Namun, jika masih memiliki waktu di malam hari sebelum anak tidur, para orang tua sebenarnya masih dapat melakukan upaya berinteraksi dengan si buah hati. Salah satu kegiatan yang dapat dilakukan sebelum tidur adalah mendongeng untuk anak.

promo oktober

Menurut,  Dr. Ihsana Sabriani Borualogo, M.Si. psikolog dari Universitas Islam Bandung (Unisba), pasa saat mendongeng akan ada interaksi yang dibangun orang tua kepada anak.  Komunikasi akan tetap tumbuh dengan baik walau orang tua memiliki kesibukan.  Kegiatan ini juga dapat  menumbuhkan ikatan yang kuat antara orang tua dan anak.

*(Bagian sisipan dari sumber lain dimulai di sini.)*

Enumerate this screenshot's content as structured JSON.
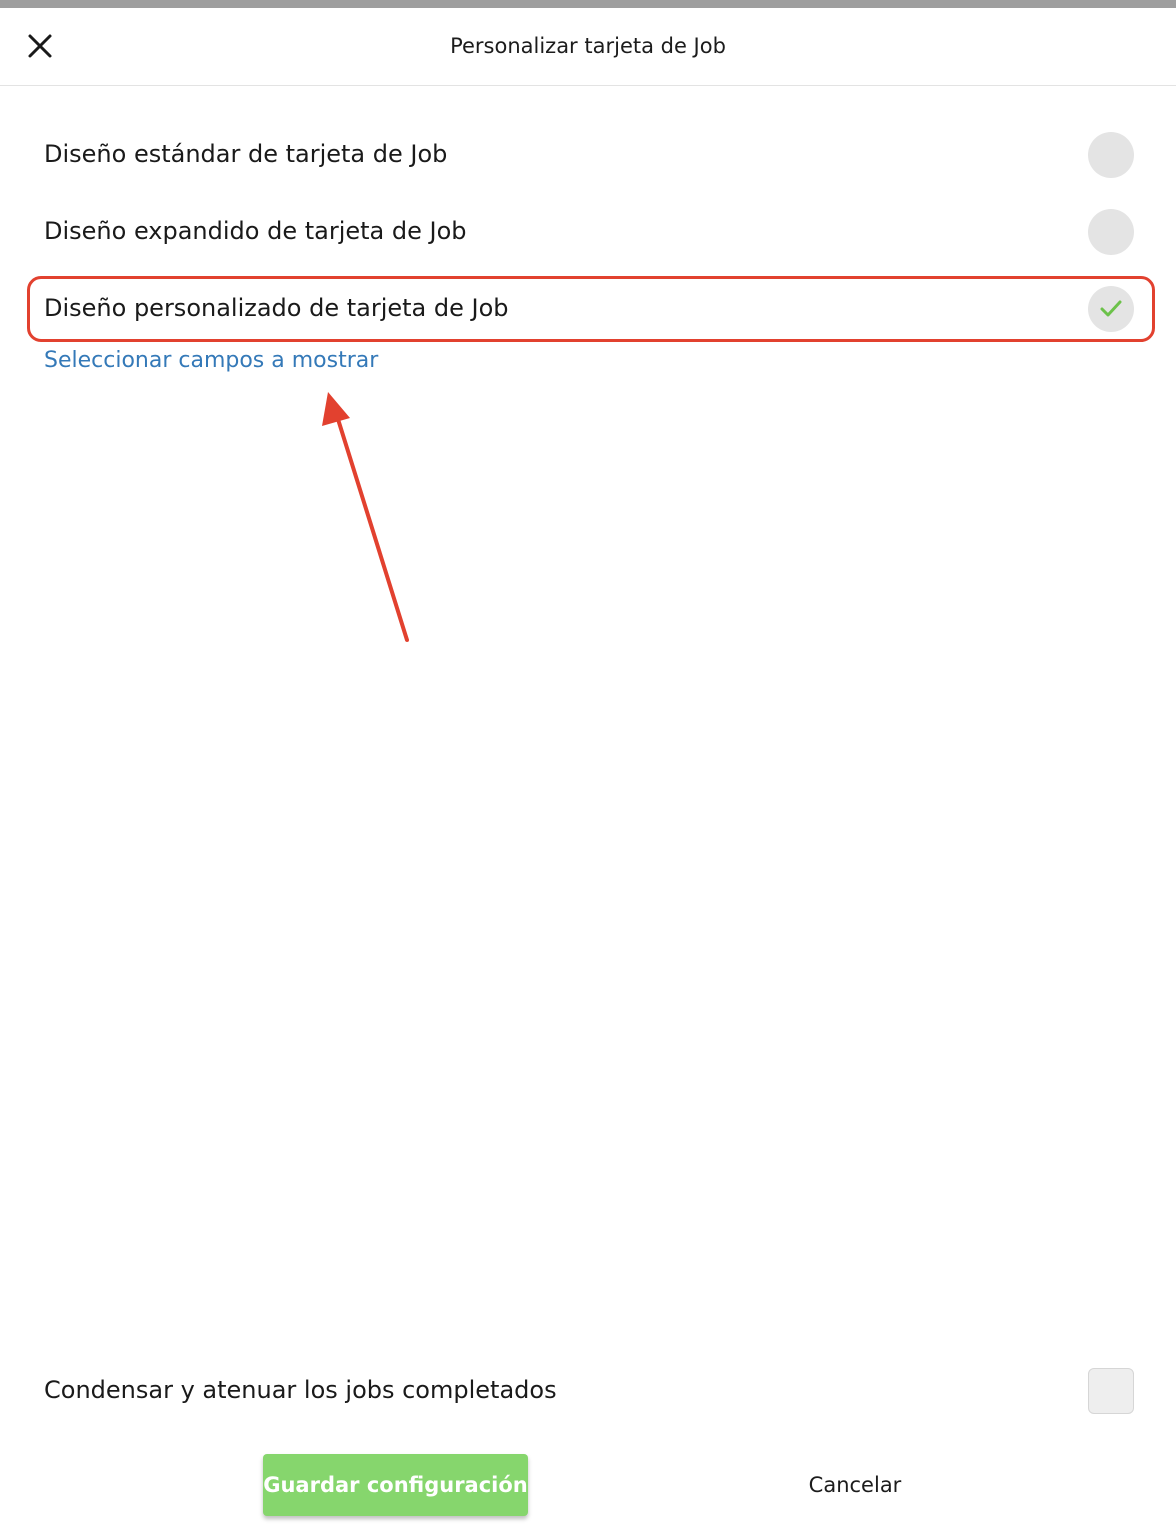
{
  "header": {
    "title": "Personalizar tarjeta de Job",
    "close_icon": "close-icon"
  },
  "options": [
    {
      "label": "Diseño estándar de tarjeta de Job",
      "selected": false
    },
    {
      "label": "Diseño expandido de tarjeta de Job",
      "selected": false
    },
    {
      "label": "Diseño personalizado de tarjeta de Job",
      "selected": true
    }
  ],
  "custom_fields_link": "Seleccionar campos a mostrar",
  "condense": {
    "label": "Condensar y atenuar los jobs completados",
    "checked": false
  },
  "footer": {
    "save_label": "Guardar configuración",
    "cancel_label": "Cancelar"
  },
  "colors": {
    "accent_green": "#86d66d",
    "check_green": "#6cc24a",
    "link_blue": "#3479b8",
    "annotation_red": "#e2412f"
  }
}
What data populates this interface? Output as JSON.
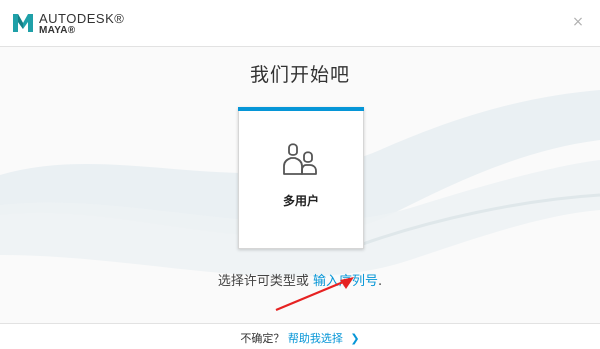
{
  "colors": {
    "accent": "#0696d7",
    "brand_teal": "#1fa0a8",
    "link": "#0696d7",
    "annotation_arrow": "#e62222"
  },
  "header": {
    "brand_line1": "AUTODESK®",
    "brand_line2": "MAYA®",
    "logo_icon": "maya-logo-icon",
    "close_label": "×"
  },
  "main": {
    "title": "我们开始吧",
    "card": {
      "icon": "multi-user-icon",
      "label": "多用户"
    },
    "prompt_text": "选择许可类型或",
    "serial_link": "输入序列号",
    "prompt_end": "."
  },
  "footer": {
    "question": "不确定？",
    "help_link": "帮助我选择",
    "chevron": "❯"
  }
}
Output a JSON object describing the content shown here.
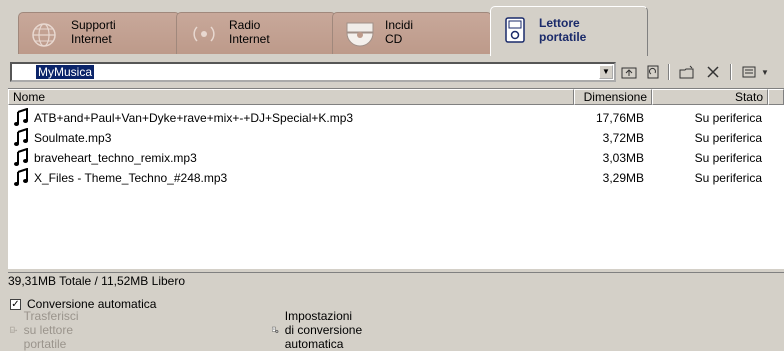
{
  "tabs": [
    {
      "line1": "Supporti",
      "line2": "Internet",
      "icon": "globe-icon"
    },
    {
      "line1": "Radio",
      "line2": "Internet",
      "icon": "radio-icon"
    },
    {
      "line1": "Incidi",
      "line2": "CD",
      "icon": "cd-icon"
    },
    {
      "line1": "Lettore",
      "line2": "portatile",
      "icon": "portable-player-icon"
    }
  ],
  "address": {
    "value": "MyMusica"
  },
  "toolbar": {
    "icons": [
      "folder-up-icon",
      "refresh-icon",
      "new-folder-icon",
      "delete-icon",
      "view-menu-icon"
    ]
  },
  "list": {
    "columns": {
      "name": "Nome",
      "size": "Dimensione",
      "status": "Stato"
    },
    "rows": [
      {
        "name": "ATB+and+Paul+Van+Dyke+rave+mix+-+DJ+Special+K.mp3",
        "size": "17,76MB",
        "status": "Su periferica"
      },
      {
        "name": "Soulmate.mp3",
        "size": "3,72MB",
        "status": "Su periferica"
      },
      {
        "name": "braveheart_techno_remix.mp3",
        "size": "3,03MB",
        "status": "Su periferica"
      },
      {
        "name": "X_Files - Theme_Techno_#248.mp3",
        "size": "3,29MB",
        "status": "Su periferica"
      }
    ]
  },
  "status": {
    "text": "39,31MB Totale / 11,52MB Libero"
  },
  "options": {
    "auto_convert_label": "Conversione automatica",
    "auto_convert_checked": true
  },
  "actions": {
    "transfer_label": "Trasferisci su lettore portatile",
    "settings_label": "Impostazioni di conversione automatica"
  },
  "colors": {
    "tab_inactive": "#c8a89a",
    "selection": "#0a246a",
    "window_bg": "#d4d0c8"
  }
}
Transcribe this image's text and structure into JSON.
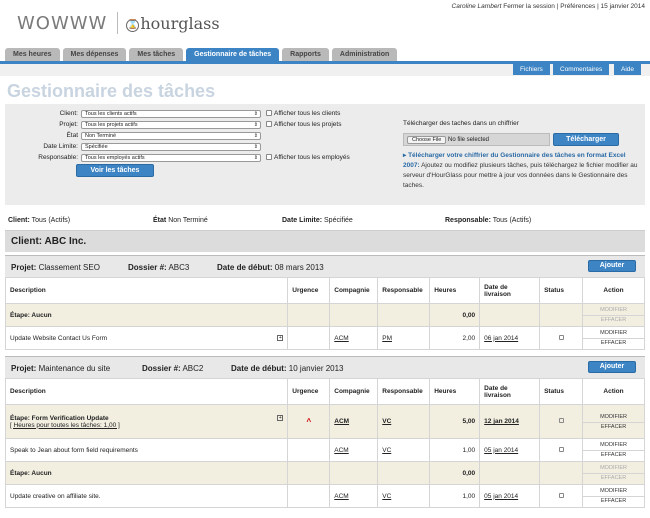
{
  "brand": {
    "logo_main": "WOWWW",
    "logo_secondary": "hourglass"
  },
  "userbar": {
    "user": "Caroline Lambert",
    "logout": "Fermer la session",
    "prefs": "Préférences",
    "date": "15 janvier 2014"
  },
  "tabs": [
    "Mes heures",
    "Mes dépenses",
    "Mes tâches",
    "Gestionnaire de tâches",
    "Rapports",
    "Administration"
  ],
  "subnav": [
    "Fichiers",
    "Commentaires",
    "Aide"
  ],
  "page_title": "Gestionnaire des tâches",
  "filters": {
    "client": {
      "label": "Client:",
      "value": "Tous les clients actifs",
      "check": "Afficher tous les clients"
    },
    "projet": {
      "label": "Projet:",
      "value": "Tous les projets actifs",
      "check": "Afficher tous les projets"
    },
    "etat": {
      "label": "État",
      "value": "Non Terminé"
    },
    "date": {
      "label": "Date Limite:",
      "value": "Spécifiée"
    },
    "responsable": {
      "label": "Responsable:",
      "value": "Tous les employés actifs",
      "check": "Afficher tous les employés"
    },
    "submit": "Voir les tâches"
  },
  "upload": {
    "label": "Télécharger des taches dans un chiffrier",
    "choose": "Choose File",
    "nofile": "No file selected",
    "button": "Télécharger",
    "link": "Télécharger votre chiffrier du Gestionnaire des tâches en format Excel 2007:",
    "text": "Ajoutez ou modifiez plusieurs tâches, puis téléchargez le fichier modifier au serveur d'HourGlass pour mettre à jour vos données dans le Gestionnaire des taches."
  },
  "summary": {
    "client_label": "Client:",
    "client_value": "Tous (Actifs)",
    "etat_label": "État",
    "etat_value": "Non Terminé",
    "date_label": "Date Limite:",
    "date_value": "Spécifiée",
    "resp_label": "Responsable:",
    "resp_value": "Tous (Actifs)"
  },
  "client_header": "Client: ABC Inc.",
  "columns": [
    "Description",
    "Urgence",
    "Compagnie",
    "Responsable",
    "Heures",
    "Date de livraison",
    "Status",
    "Action"
  ],
  "actions": {
    "modify": "MODIFIER",
    "delete": "EFFACER"
  },
  "add_label": "Ajouter",
  "projects": [
    {
      "projet_label": "Projet:",
      "projet": "Classement SEO",
      "dossier_label": "Dossier #:",
      "dossier": "ABC3",
      "date_label": "Date de début:",
      "date": "08 mars 2013",
      "rows": [
        {
          "type": "etape",
          "desc": "Étape: Aucun",
          "heures": "0,00"
        },
        {
          "type": "task",
          "desc": "Update Website Contact Us Form",
          "plus": true,
          "compagnie": "ACM",
          "resp": "PM",
          "heures": "2,00",
          "date": "06 jan 2014"
        }
      ]
    },
    {
      "projet_label": "Projet:",
      "projet": "Maintenance du site",
      "dossier_label": "Dossier #:",
      "dossier": "ABC2",
      "date_label": "Date de début:",
      "date": "10 janvier 2013",
      "rows": [
        {
          "type": "etape-task",
          "desc": "Étape: Form Verification Update",
          "sub": "[ Heures pour toutes les tâches: 1,00 ]",
          "plus": true,
          "urgence": "^",
          "compagnie": "ACM",
          "resp": "VC",
          "heures": "5,00",
          "date": "12 jan 2014"
        },
        {
          "type": "task",
          "desc": "Speak to Jean about form field requirements",
          "compagnie": "ACM",
          "resp": "VC",
          "heures": "1,00",
          "date": "05 jan 2014"
        },
        {
          "type": "etape",
          "desc": "Étape: Aucun",
          "heures": "0,00"
        },
        {
          "type": "task",
          "desc": "Update creative on affiliate site.",
          "compagnie": "ACM",
          "resp": "VC",
          "heures": "1,00",
          "date": "05 jan 2014"
        }
      ]
    }
  ]
}
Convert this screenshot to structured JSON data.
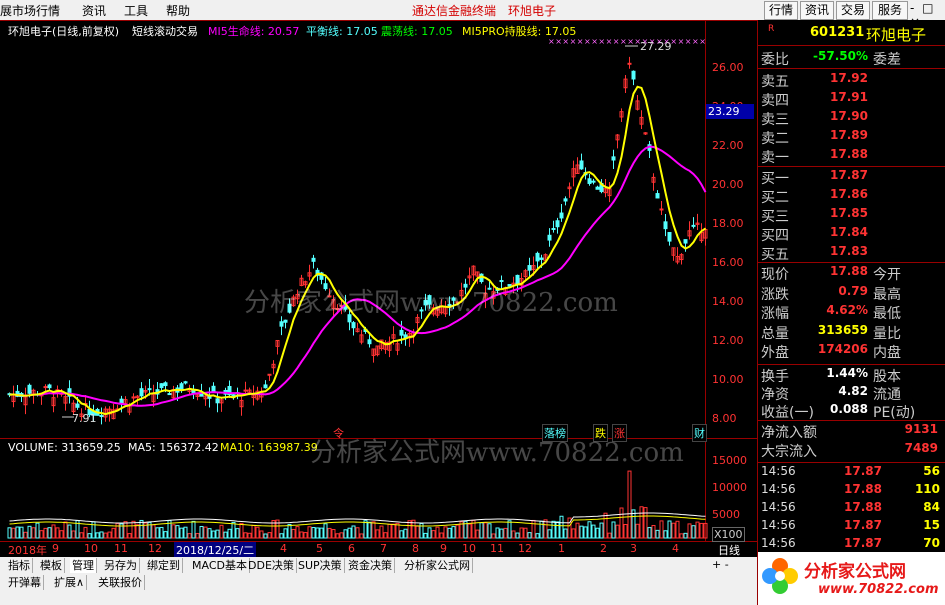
{
  "menubar": {
    "items": [
      "展市场行情",
      "资讯",
      "工具",
      "帮助"
    ],
    "brand": "通达信金融终端",
    "stock_title": "环旭电子",
    "buttons": [
      "行情",
      "资讯",
      "交易",
      "服务"
    ],
    "window_controls": "- □ ×"
  },
  "chart_header": {
    "name": "环旭电子(日线,前复权)",
    "indicator": "短线滚动交易",
    "mi5_life": "MI5生命线: 20.57",
    "balance": "平衡线: 17.05",
    "oscillate": "震荡线: 17.05",
    "hold": "MI5PRO持股线: 17.05"
  },
  "price_axis": [
    "26.00",
    "24.00",
    "22.00",
    "20.00",
    "18.00",
    "16.00",
    "14.00",
    "12.00",
    "10.00",
    "8.00"
  ],
  "price_marker": "23.29",
  "high_label": "27.29",
  "low_label": "7.91",
  "tags": {
    "rank": "落榜",
    "fall": "跌",
    "rise": "涨",
    "fin": "财",
    "sig": "令"
  },
  "volume_header": {
    "volume": "VOLUME: 313659.25",
    "ma5": "MA5: 156372.42",
    "ma10": "MA10: 163987.39"
  },
  "volume_axis": [
    "15000",
    "10000",
    "5000"
  ],
  "volume_unit": "X100",
  "time_axis": {
    "year_label": "2018年",
    "months_a": [
      "9",
      "10",
      "11",
      "12"
    ],
    "date_box": "2018/12/25/二",
    "months_b": [
      "4",
      "5",
      "6",
      "7",
      "8",
      "9",
      "10",
      "11",
      "12",
      "1",
      "2",
      "3",
      "4"
    ],
    "period": "日线"
  },
  "tabs_row1": [
    "指标",
    "模板",
    "管理",
    "另存为",
    "绑定到",
    "MACD基本",
    "DDE决策",
    "SUP决策",
    "资金决策",
    "分析家公式网"
  ],
  "tabs_row2": [
    "开弹幕",
    "扩展∧",
    "关联报价"
  ],
  "quote": {
    "code": "601231",
    "name": "环旭电子",
    "weibi_label": "委比",
    "weibi_value": "-57.50%",
    "weicha_label": "委差",
    "sells": [
      {
        "label": "卖五",
        "price": "17.92"
      },
      {
        "label": "卖四",
        "price": "17.91"
      },
      {
        "label": "卖三",
        "price": "17.90"
      },
      {
        "label": "卖二",
        "price": "17.89"
      },
      {
        "label": "卖一",
        "price": "17.88"
      }
    ],
    "buys": [
      {
        "label": "买一",
        "price": "17.87"
      },
      {
        "label": "买二",
        "price": "17.86"
      },
      {
        "label": "买三",
        "price": "17.85"
      },
      {
        "label": "买四",
        "price": "17.84"
      },
      {
        "label": "买五",
        "price": "17.83"
      }
    ],
    "stats": [
      {
        "l": "现价",
        "v": "17.88",
        "r": "今开",
        "c": "#ff3333"
      },
      {
        "l": "涨跌",
        "v": "0.79",
        "r": "最高",
        "c": "#ff3333"
      },
      {
        "l": "涨幅",
        "v": "4.62%",
        "r": "最低",
        "c": "#ff3333"
      },
      {
        "l": "总量",
        "v": "313659",
        "r": "量比",
        "c": "#ffff00"
      },
      {
        "l": "外盘",
        "v": "174206",
        "r": "内盘",
        "c": "#ff3333"
      }
    ],
    "stats2": [
      {
        "l": "换手",
        "v": "1.44%",
        "r": "股本",
        "c": "#ffffff"
      },
      {
        "l": "净资",
        "v": "4.82",
        "r": "流通",
        "c": "#ffffff"
      },
      {
        "l": "收益(一)",
        "v": "0.088",
        "r": "PE(动)",
        "c": "#ffffff"
      }
    ],
    "netflow_label": "净流入额",
    "netflow_value": "9131",
    "block_label": "大宗流入",
    "block_value": "7489",
    "ticks": [
      {
        "t": "14:56",
        "p": "17.87",
        "v": "56"
      },
      {
        "t": "14:56",
        "p": "17.88",
        "v": "110"
      },
      {
        "t": "14:56",
        "p": "17.88",
        "v": "84"
      },
      {
        "t": "14:56",
        "p": "17.87",
        "v": "15"
      },
      {
        "t": "14:56",
        "p": "17.87",
        "v": "70"
      }
    ]
  },
  "watermark": {
    "main": "分析家公式网www.70822.com",
    "logo": "分析家公式网",
    "logo_url": "www.70822.com"
  },
  "colors": {
    "up": "#ff3333",
    "down": "#54ffff",
    "ma_yellow": "#ffff00",
    "ma_magenta": "#ff00ff",
    "menu_bg": "#f0f0f0"
  }
}
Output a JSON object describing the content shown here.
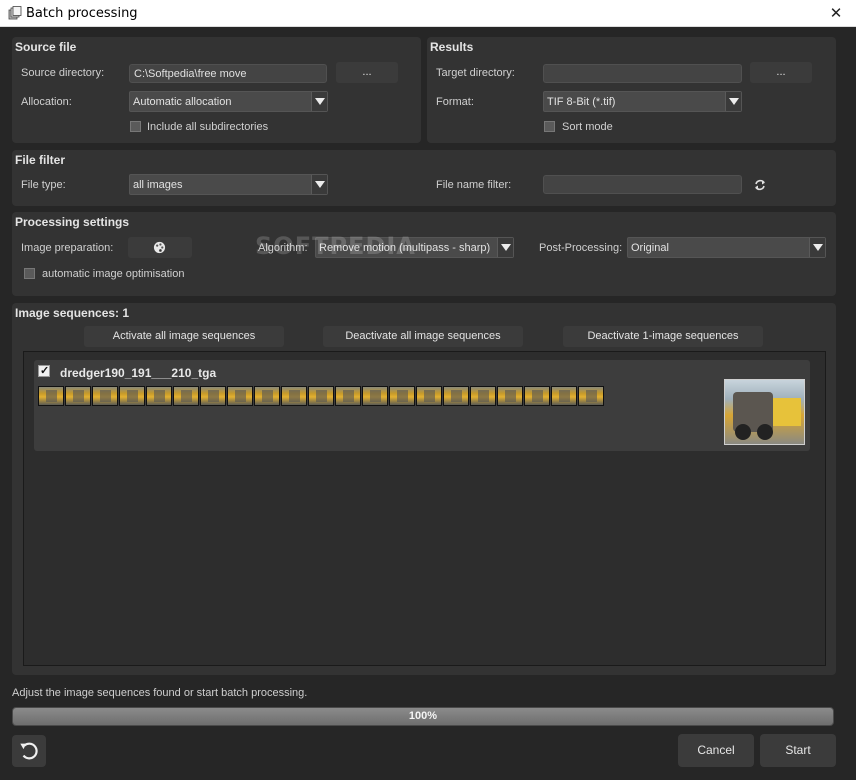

“Kalau misalnya, bapak atau ibunya dengan terus bergantian mendongengkan anak setiap malam sebelum tidur dapat membentuk satu perhatian yang ditunjukkan orang tua. Kemudian anak akan berpikir bahwa, oh papa dan mamaku sayang loh sama aku, perhatian loh sama aku. Karena setiap malam papa dan mamaku selalu mendongeng”, tutur Ihsana, Selasa (24/02/2015) silam.

Ia pun memaparkan, akan banyak sekali yang distimulasi oleh anak saat mendengarkan dongeng dari orang tua, seperti, dapat meningkatkan konsentrasi, pemahaman bentuk-bentuk emosi, membangun kreativitas dan imajinasinya, membentuk perhatian, dan pembendaharaan kata yang akan diperoleh anak akan semakin banyak.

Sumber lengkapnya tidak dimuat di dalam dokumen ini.